During the Yugoslav era and after Croatia’s independence in 1991, properties were mostly valued in the German mark until the introduction of the euro two decades ago.

– Hopes and fears –

“Life will be easier, we calculate everything in euros anyway,” said Roman, an economist from Zagreb who refused to give his surname.

Milan Batur, a retired pharmacist, dismissed concerns from those who fear some traders are taking advantage of the coming transition to the currency to round up prices.

“It’s other things, wars, shortages that cause prices to rise. We can’t blame everything on the euro,” said Batur.

However some still worry they will take a financial hit by the move. 

“The calendar may not be ideal, we could perhaps have postponed it a little because of the situation in the world,” Zdravka Antonic, a florist at a market in Zagreb, told AFP. 

“People are already worried about how this is all going to end and the euro just adds to the uncertainty.”

Since early September, the price of bouquets, like those of other goods and services, bears a double label — with a conversion rate set by Brussels at 7.53 kuna to one euro. 

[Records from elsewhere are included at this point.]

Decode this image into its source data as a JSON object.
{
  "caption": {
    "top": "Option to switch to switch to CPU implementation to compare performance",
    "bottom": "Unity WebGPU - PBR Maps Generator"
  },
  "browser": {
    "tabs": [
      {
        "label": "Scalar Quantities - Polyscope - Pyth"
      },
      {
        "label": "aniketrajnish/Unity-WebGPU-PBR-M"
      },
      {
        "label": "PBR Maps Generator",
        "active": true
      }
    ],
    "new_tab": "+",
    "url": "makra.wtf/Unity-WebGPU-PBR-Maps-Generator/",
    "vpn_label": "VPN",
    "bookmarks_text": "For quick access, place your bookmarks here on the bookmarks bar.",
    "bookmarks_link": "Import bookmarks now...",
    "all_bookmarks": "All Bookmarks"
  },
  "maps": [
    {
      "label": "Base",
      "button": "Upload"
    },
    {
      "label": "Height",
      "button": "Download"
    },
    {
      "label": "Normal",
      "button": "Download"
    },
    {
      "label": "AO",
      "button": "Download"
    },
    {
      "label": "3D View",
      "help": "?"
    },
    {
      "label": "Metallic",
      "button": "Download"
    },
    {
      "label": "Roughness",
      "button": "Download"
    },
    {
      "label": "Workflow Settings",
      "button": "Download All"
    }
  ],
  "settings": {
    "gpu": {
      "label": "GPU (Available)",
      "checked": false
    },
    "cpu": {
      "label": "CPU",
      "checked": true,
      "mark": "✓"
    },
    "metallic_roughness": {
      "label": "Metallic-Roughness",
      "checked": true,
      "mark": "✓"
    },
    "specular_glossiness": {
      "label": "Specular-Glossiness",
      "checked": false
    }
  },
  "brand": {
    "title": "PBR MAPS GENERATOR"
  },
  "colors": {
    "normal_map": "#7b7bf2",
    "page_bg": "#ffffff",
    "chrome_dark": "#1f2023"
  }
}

The system will remain in effect throughout 2023.

“A country that has its own currency is more independent. But when we joined the EU, we also accepted the euro,” said Ana Brkic, a vegetable seller.

Conservative and right-wing opposition groups protested the adoption of the new currency, saying the kuna represented an important symbol of national identity and argued that the euro only benefited larger countries like Germany and France.  

But an attempt last year at triggering a nation-wide referendum to challenge the adoption of the euro failed to gain any traction in the end.

Some Croatians fear that once they have adopted the euro the stark reality of how much poorer they are than many of their EU neighbours will only sink in further.  

According to the latest Eurostat survey published in 2018, the average monthly salary in Croatia was just 1,179 euros compared to more than 2,300 euros in the EU.

An estimated 300,000 Croatian retirees receive a pension of barely 260 euros a month.

“It will spark the feeling of poverty and misery,” said Ana Knezevic, director of  the national Consumer Protection Association.